Wednesday, October 12, 2022

The Eleventh Night of Halloween 2022



ON THE ELEVENTH NIGHT OF HALLOWEEN … I watched another sci fi horror film, Coherence (2013) by James Ward Byrkit. Instead of time travel, this one fuses psychological horror thrills with parallel universe shenanigans.

A comet passes over a neighborhood in LA where a group of actors, lawyers, and other professionals are having a dinner party in a comfortably middle class home. Somehow, for some reason, the comet targets just this residence, along with a stretch of road in front of it, for a cosmic event. A dark field is created that encircles the area such that anyone passing through it travels to a parallel universe’s version of the same area. When the power goes out, members of the dinner party start venturing out and inadvertently walking through the field. The problem is that the other universes’ versions of the same people are so similar that they wind up in the wrong reality without knowing it. The characters discover this after it’s too late by noticing small deviations in each other’s memories of random incidents during the night. This causes them to react with horror toward people revealed to be in fact doppelgängers of their partners and friends. By the end of the night, deadly violence erupts between various cross-universal iterations. 

There is an attempt to explain all this at one point through an analogy to quantum decoherence.

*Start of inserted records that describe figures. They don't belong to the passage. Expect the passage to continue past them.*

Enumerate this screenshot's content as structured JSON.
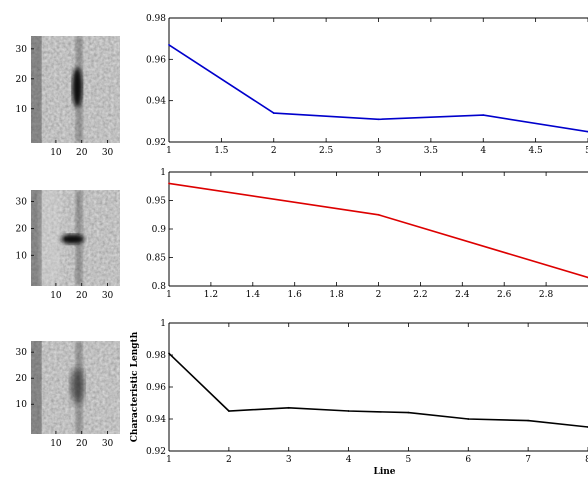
{
  "chart_data": [
    {
      "type": "heatmap",
      "image_description_hint": "grayscale texture patch",
      "xticks": [
        "10",
        "20",
        "30"
      ],
      "yticks": [
        "30",
        "20",
        "10"
      ],
      "dark_feature": "vertical-streak"
    },
    {
      "type": "line",
      "color": "#0000cc",
      "x": [
        1,
        2,
        3,
        4,
        5
      ],
      "y": [
        0.967,
        0.934,
        0.931,
        0.933,
        0.925
      ],
      "xlim": [
        1,
        5
      ],
      "ylim": [
        0.92,
        0.98
      ],
      "xticks": [
        "1",
        "1.5",
        "2",
        "2.5",
        "3",
        "3.5",
        "4",
        "4.5",
        "5"
      ],
      "yticks": [
        "0.98",
        "0.96",
        "0.94",
        "0.92"
      ],
      "ylabel": "",
      "xlabel": ""
    },
    {
      "type": "heatmap",
      "xticks": [
        "10",
        "20",
        "30"
      ],
      "yticks": [
        "30",
        "20",
        "10"
      ],
      "dark_feature": "horizontal-blob"
    },
    {
      "type": "line",
      "color": "#dd0000",
      "x": [
        1,
        2,
        3
      ],
      "y": [
        0.98,
        0.925,
        0.815
      ],
      "xlim": [
        1,
        3
      ],
      "ylim": [
        0.8,
        1
      ],
      "xticks": [
        "1",
        "1.2",
        "1.4",
        "1.6",
        "1.8",
        "2",
        "2.2",
        "2.4",
        "2.6",
        "2.8"
      ],
      "yticks": [
        "1",
        "0.95",
        "0.9",
        "0.85",
        "0.8"
      ],
      "ylabel": "",
      "xlabel": ""
    },
    {
      "type": "heatmap",
      "xticks": [
        "10",
        "20",
        "30"
      ],
      "yticks": [
        "30",
        "20",
        "10"
      ],
      "dark_feature": "faint-streak"
    },
    {
      "type": "line",
      "color": "#000000",
      "x": [
        1,
        2,
        3,
        4,
        5,
        6,
        7,
        8
      ],
      "y": [
        0.981,
        0.945,
        0.947,
        0.945,
        0.944,
        0.94,
        0.939,
        0.935
      ],
      "xlim": [
        1,
        8
      ],
      "ylim": [
        0.92,
        1
      ],
      "xticks": [
        "1",
        "2",
        "3",
        "4",
        "5",
        "6",
        "7",
        "8"
      ],
      "yticks": [
        "1",
        "0.98",
        "0.96",
        "0.94",
        "0.92"
      ],
      "ylabel": "Characteristic Length",
      "xlabel": "Line"
    }
  ]
}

This occurs when a subatomic system of mutually exclusive states does not remain isolated. Here the characters crossing over into parallel universes are supposed to be causing stability in all the houses to collapse. But this is only an analogy, since what is happening here can only be described as space magic—this is not how anything actually works in quantum physics.

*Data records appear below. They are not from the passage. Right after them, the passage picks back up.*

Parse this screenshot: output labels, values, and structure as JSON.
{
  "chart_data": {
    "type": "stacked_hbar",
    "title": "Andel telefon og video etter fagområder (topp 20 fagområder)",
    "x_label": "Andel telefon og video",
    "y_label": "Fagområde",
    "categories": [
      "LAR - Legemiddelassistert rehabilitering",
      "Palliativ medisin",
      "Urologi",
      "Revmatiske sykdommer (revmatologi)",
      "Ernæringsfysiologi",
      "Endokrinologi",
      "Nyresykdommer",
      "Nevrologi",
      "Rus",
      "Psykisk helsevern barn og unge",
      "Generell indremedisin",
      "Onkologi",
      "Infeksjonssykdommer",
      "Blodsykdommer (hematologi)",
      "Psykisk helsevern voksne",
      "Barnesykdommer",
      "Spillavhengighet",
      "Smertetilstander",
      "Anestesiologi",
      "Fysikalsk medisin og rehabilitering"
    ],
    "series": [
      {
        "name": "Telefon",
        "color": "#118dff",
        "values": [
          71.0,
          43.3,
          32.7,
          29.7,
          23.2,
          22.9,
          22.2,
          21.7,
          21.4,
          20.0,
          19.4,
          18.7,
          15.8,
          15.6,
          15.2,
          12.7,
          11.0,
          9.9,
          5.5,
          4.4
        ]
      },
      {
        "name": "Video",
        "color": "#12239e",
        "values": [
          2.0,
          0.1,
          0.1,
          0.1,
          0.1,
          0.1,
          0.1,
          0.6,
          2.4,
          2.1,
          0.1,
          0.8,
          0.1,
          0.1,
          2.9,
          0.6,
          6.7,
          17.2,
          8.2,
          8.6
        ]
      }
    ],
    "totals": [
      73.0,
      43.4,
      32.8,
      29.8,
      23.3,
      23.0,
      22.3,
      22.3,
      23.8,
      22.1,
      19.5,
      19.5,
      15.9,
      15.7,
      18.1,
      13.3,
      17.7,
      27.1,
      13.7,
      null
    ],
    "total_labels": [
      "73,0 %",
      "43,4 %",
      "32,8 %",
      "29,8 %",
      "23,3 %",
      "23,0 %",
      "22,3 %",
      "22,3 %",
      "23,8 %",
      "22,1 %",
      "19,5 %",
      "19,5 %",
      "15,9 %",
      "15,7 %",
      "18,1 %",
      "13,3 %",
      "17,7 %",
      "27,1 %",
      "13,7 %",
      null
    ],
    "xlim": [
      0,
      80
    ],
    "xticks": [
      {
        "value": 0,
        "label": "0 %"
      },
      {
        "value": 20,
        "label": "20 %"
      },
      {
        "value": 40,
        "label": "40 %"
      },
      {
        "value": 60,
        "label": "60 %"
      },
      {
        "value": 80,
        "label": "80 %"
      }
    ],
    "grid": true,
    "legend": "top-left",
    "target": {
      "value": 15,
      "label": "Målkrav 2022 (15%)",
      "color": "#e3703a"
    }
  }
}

In any case, Coherence is surprisingly well-done given that it was filmed on a micro-budget over the course of five nights, using handheld cameras. Byrkit was able to achieve this by supplying the actors with character and scene notes instead of full scripts and having them improvise everything, such that the story reveals from other characters came as actual surprises. This makes every scene highly naturalistic and keeps the drama engaging throughout. Ultimately, though, the story is much less clever and impactful than Triangle’s. It loses steam as soon as we realize that the characters have no hope of setting things back to how they were, and that it doesn’t really matter anyway, since the parallel universes are so similar. One character’s decision to just stay put and relax until the comet passes turns out to be the best option.

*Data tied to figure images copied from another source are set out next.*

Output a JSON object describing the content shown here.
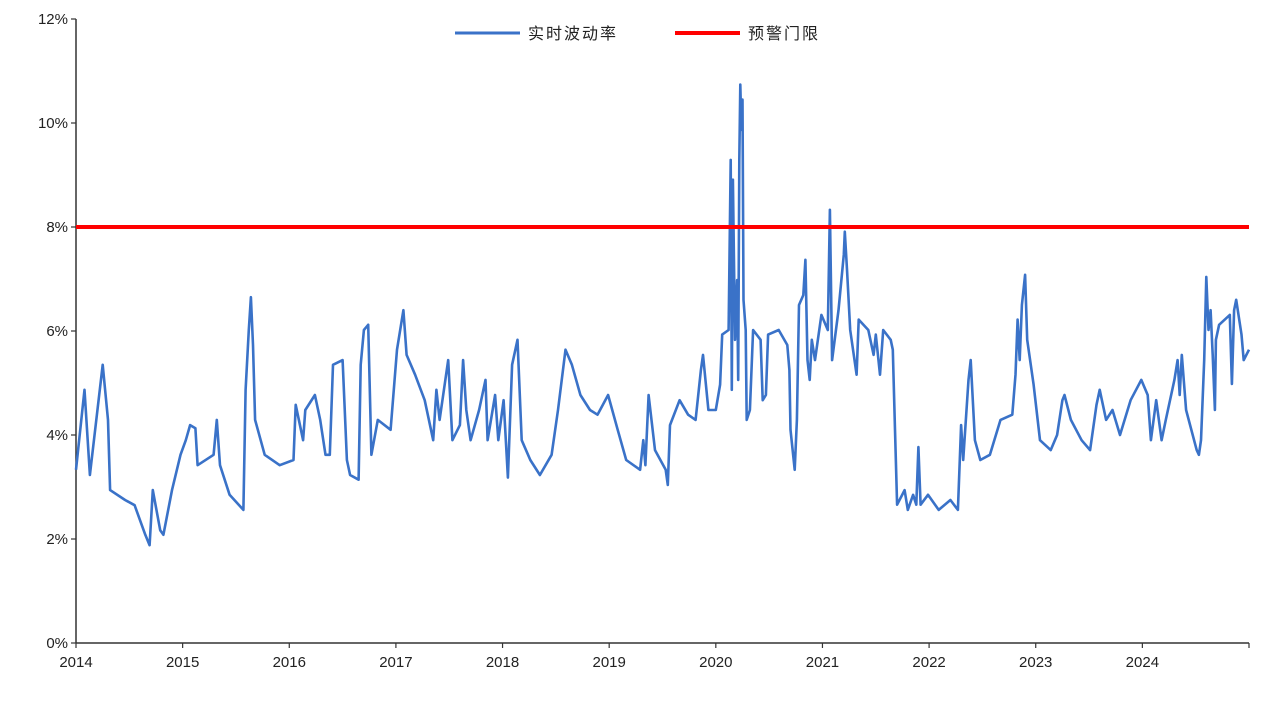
{
  "chart_data": {
    "type": "line",
    "title": "",
    "xlabel": "",
    "ylabel": "",
    "xlim": [
      2014,
      2025
    ],
    "ylim": [
      0,
      12
    ],
    "x_ticks": [
      "2014",
      "2015",
      "2016",
      "2017",
      "2018",
      "2019",
      "2020",
      "2021",
      "2022",
      "2023",
      "2024"
    ],
    "y_ticks": [
      "0%",
      "2%",
      "4%",
      "6%",
      "8%",
      "10%",
      "12%"
    ],
    "grid": false,
    "legend_position": "top-center",
    "series": [
      {
        "name": "实时波动率",
        "color": "#3a72c8",
        "points": [
          [
            2014.0,
            3.33
          ],
          [
            2014.08,
            4.87
          ],
          [
            2014.13,
            3.23
          ],
          [
            2014.19,
            4.29
          ],
          [
            2014.25,
            5.35
          ],
          [
            2014.3,
            4.29
          ],
          [
            2014.32,
            2.94
          ],
          [
            2014.46,
            2.75
          ],
          [
            2014.55,
            2.65
          ],
          [
            2014.65,
            2.08
          ],
          [
            2014.69,
            1.88
          ],
          [
            2014.72,
            2.94
          ],
          [
            2014.79,
            2.17
          ],
          [
            2014.82,
            2.08
          ],
          [
            2014.9,
            2.94
          ],
          [
            2014.98,
            3.62
          ],
          [
            2015.03,
            3.9
          ],
          [
            2015.07,
            4.19
          ],
          [
            2015.12,
            4.13
          ],
          [
            2015.14,
            3.42
          ],
          [
            2015.29,
            3.62
          ],
          [
            2015.32,
            4.29
          ],
          [
            2015.35,
            3.42
          ],
          [
            2015.44,
            2.85
          ],
          [
            2015.57,
            2.56
          ],
          [
            2015.59,
            4.87
          ],
          [
            2015.62,
            6.02
          ],
          [
            2015.64,
            6.65
          ],
          [
            2015.66,
            5.73
          ],
          [
            2015.68,
            4.29
          ],
          [
            2015.77,
            3.62
          ],
          [
            2015.91,
            3.42
          ],
          [
            2016.04,
            3.52
          ],
          [
            2016.06,
            4.58
          ],
          [
            2016.13,
            3.9
          ],
          [
            2016.15,
            4.48
          ],
          [
            2016.24,
            4.77
          ],
          [
            2016.29,
            4.29
          ],
          [
            2016.34,
            3.62
          ],
          [
            2016.38,
            3.62
          ],
          [
            2016.41,
            5.35
          ],
          [
            2016.5,
            5.44
          ],
          [
            2016.54,
            3.52
          ],
          [
            2016.57,
            3.23
          ],
          [
            2016.65,
            3.14
          ],
          [
            2016.67,
            5.35
          ],
          [
            2016.7,
            6.02
          ],
          [
            2016.74,
            6.12
          ],
          [
            2016.77,
            3.62
          ],
          [
            2016.83,
            4.29
          ],
          [
            2016.95,
            4.1
          ],
          [
            2017.01,
            5.64
          ],
          [
            2017.07,
            6.4
          ],
          [
            2017.1,
            5.54
          ],
          [
            2017.18,
            5.16
          ],
          [
            2017.27,
            4.67
          ],
          [
            2017.35,
            3.9
          ],
          [
            2017.38,
            4.87
          ],
          [
            2017.41,
            4.29
          ],
          [
            2017.49,
            5.44
          ],
          [
            2017.53,
            3.9
          ],
          [
            2017.6,
            4.19
          ],
          [
            2017.63,
            5.44
          ],
          [
            2017.66,
            4.48
          ],
          [
            2017.7,
            3.9
          ],
          [
            2017.78,
            4.48
          ],
          [
            2017.84,
            5.06
          ],
          [
            2017.86,
            3.9
          ],
          [
            2017.93,
            4.77
          ],
          [
            2017.96,
            3.9
          ],
          [
            2018.01,
            4.67
          ],
          [
            2018.05,
            3.18
          ],
          [
            2018.09,
            5.35
          ],
          [
            2018.14,
            5.83
          ],
          [
            2018.18,
            3.9
          ],
          [
            2018.26,
            3.52
          ],
          [
            2018.35,
            3.23
          ],
          [
            2018.46,
            3.62
          ],
          [
            2018.52,
            4.48
          ],
          [
            2018.59,
            5.64
          ],
          [
            2018.65,
            5.35
          ],
          [
            2018.73,
            4.77
          ],
          [
            2018.82,
            4.48
          ],
          [
            2018.89,
            4.39
          ],
          [
            2018.99,
            4.77
          ],
          [
            2019.08,
            4.1
          ],
          [
            2019.16,
            3.52
          ],
          [
            2019.29,
            3.33
          ],
          [
            2019.32,
            3.9
          ],
          [
            2019.34,
            3.42
          ],
          [
            2019.37,
            4.77
          ],
          [
            2019.43,
            3.71
          ],
          [
            2019.53,
            3.33
          ],
          [
            2019.55,
            3.04
          ],
          [
            2019.57,
            4.19
          ],
          [
            2019.66,
            4.67
          ],
          [
            2019.74,
            4.39
          ],
          [
            2019.81,
            4.29
          ],
          [
            2019.86,
            5.25
          ],
          [
            2019.88,
            5.54
          ],
          [
            2019.93,
            4.48
          ],
          [
            2020.0,
            4.48
          ],
          [
            2020.04,
            4.97
          ],
          [
            2020.06,
            5.93
          ],
          [
            2020.12,
            6.02
          ],
          [
            2020.14,
            9.29
          ],
          [
            2020.15,
            4.87
          ],
          [
            2020.16,
            8.91
          ],
          [
            2020.18,
            5.83
          ],
          [
            2020.2,
            6.98
          ],
          [
            2020.21,
            5.06
          ],
          [
            2020.22,
            9.29
          ],
          [
            2020.23,
            10.74
          ],
          [
            2020.24,
            9.87
          ],
          [
            2020.25,
            10.45
          ],
          [
            2020.26,
            6.6
          ],
          [
            2020.28,
            6.02
          ],
          [
            2020.29,
            4.29
          ],
          [
            2020.32,
            4.48
          ],
          [
            2020.35,
            6.02
          ],
          [
            2020.42,
            5.83
          ],
          [
            2020.44,
            4.67
          ],
          [
            2020.47,
            4.77
          ],
          [
            2020.49,
            5.93
          ],
          [
            2020.59,
            6.02
          ],
          [
            2020.67,
            5.73
          ],
          [
            2020.69,
            5.25
          ],
          [
            2020.7,
            4.1
          ],
          [
            2020.74,
            3.33
          ],
          [
            2020.76,
            4.29
          ],
          [
            2020.78,
            6.5
          ],
          [
            2020.82,
            6.69
          ],
          [
            2020.84,
            7.37
          ],
          [
            2020.86,
            5.44
          ],
          [
            2020.88,
            5.06
          ],
          [
            2020.9,
            5.83
          ],
          [
            2020.93,
            5.44
          ],
          [
            2020.99,
            6.31
          ],
          [
            2021.05,
            6.02
          ],
          [
            2021.07,
            8.33
          ],
          [
            2021.09,
            5.44
          ],
          [
            2021.15,
            6.4
          ],
          [
            2021.2,
            7.47
          ],
          [
            2021.21,
            7.91
          ],
          [
            2021.23,
            7.18
          ],
          [
            2021.26,
            6.02
          ],
          [
            2021.32,
            5.16
          ],
          [
            2021.34,
            6.22
          ],
          [
            2021.43,
            6.02
          ],
          [
            2021.48,
            5.54
          ],
          [
            2021.5,
            5.93
          ],
          [
            2021.54,
            5.16
          ],
          [
            2021.57,
            6.02
          ],
          [
            2021.64,
            5.83
          ],
          [
            2021.66,
            5.64
          ],
          [
            2021.68,
            4.1
          ],
          [
            2021.7,
            2.66
          ],
          [
            2021.77,
            2.94
          ],
          [
            2021.8,
            2.56
          ],
          [
            2021.85,
            2.85
          ],
          [
            2021.88,
            2.66
          ],
          [
            2021.9,
            3.77
          ],
          [
            2021.92,
            2.66
          ],
          [
            2021.99,
            2.85
          ],
          [
            2022.09,
            2.56
          ],
          [
            2022.2,
            2.75
          ],
          [
            2022.27,
            2.56
          ],
          [
            2022.3,
            4.19
          ],
          [
            2022.32,
            3.52
          ],
          [
            2022.37,
            5.06
          ],
          [
            2022.39,
            5.44
          ],
          [
            2022.43,
            3.9
          ],
          [
            2022.48,
            3.52
          ],
          [
            2022.57,
            3.62
          ],
          [
            2022.67,
            4.29
          ],
          [
            2022.78,
            4.39
          ],
          [
            2022.81,
            5.16
          ],
          [
            2022.83,
            6.22
          ],
          [
            2022.85,
            5.44
          ],
          [
            2022.87,
            6.5
          ],
          [
            2022.9,
            7.08
          ],
          [
            2022.92,
            5.83
          ],
          [
            2022.98,
            4.97
          ],
          [
            2023.04,
            3.9
          ],
          [
            2023.14,
            3.71
          ],
          [
            2023.2,
            4.0
          ],
          [
            2023.25,
            4.67
          ],
          [
            2023.27,
            4.77
          ],
          [
            2023.33,
            4.29
          ],
          [
            2023.43,
            3.9
          ],
          [
            2023.51,
            3.71
          ],
          [
            2023.57,
            4.58
          ],
          [
            2023.6,
            4.87
          ],
          [
            2023.66,
            4.29
          ],
          [
            2023.72,
            4.48
          ],
          [
            2023.79,
            4.0
          ],
          [
            2023.89,
            4.67
          ],
          [
            2023.99,
            5.06
          ],
          [
            2024.05,
            4.77
          ],
          [
            2024.08,
            3.9
          ],
          [
            2024.13,
            4.67
          ],
          [
            2024.18,
            3.9
          ],
          [
            2024.22,
            4.29
          ],
          [
            2024.3,
            5.06
          ],
          [
            2024.33,
            5.44
          ],
          [
            2024.35,
            4.77
          ],
          [
            2024.37,
            5.54
          ],
          [
            2024.41,
            4.48
          ],
          [
            2024.51,
            3.71
          ],
          [
            2024.53,
            3.62
          ],
          [
            2024.55,
            3.9
          ],
          [
            2024.58,
            5.44
          ],
          [
            2024.6,
            7.04
          ],
          [
            2024.62,
            6.02
          ],
          [
            2024.64,
            6.4
          ],
          [
            2024.66,
            5.54
          ],
          [
            2024.68,
            4.48
          ],
          [
            2024.69,
            5.83
          ],
          [
            2024.72,
            6.12
          ],
          [
            2024.82,
            6.31
          ],
          [
            2024.84,
            4.98
          ],
          [
            2024.86,
            6.4
          ],
          [
            2024.88,
            6.6
          ],
          [
            2024.93,
            5.93
          ],
          [
            2024.95,
            5.44
          ],
          [
            2025.0,
            5.64
          ]
        ]
      },
      {
        "name": "预警门限",
        "color": "#ff0000",
        "value": 8
      }
    ]
  }
}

“This whole night we’ve been worrying, what if there’s some dark version of us out there, somewhere. But what if we’re the dark version,” a character played by Nicholas Brendon (Xander on Buffy the Vampire Slayer) muses despairingly at one point, to segue to our TWISTED TWINS & DUPLICITOUS DOPPELGÄNGERS theme. In both Triangle and Coherence, doppelgängers created through spooky physics inspire an existential panic that soon leads to murder. Coherence makes this conflict between unnatural twins material by having chaotic electromagnetic phenomena occur when a person comes into contact with her alternate self. Perhaps we can say this represents our fear and loathing of another person truly stealing our identity and place in the present. But our jealousy toward a version of us that is better off than us, due to a choice we could have made but didn’t, might just as easily inspire us to become the evil twin determined to take over the other’s life.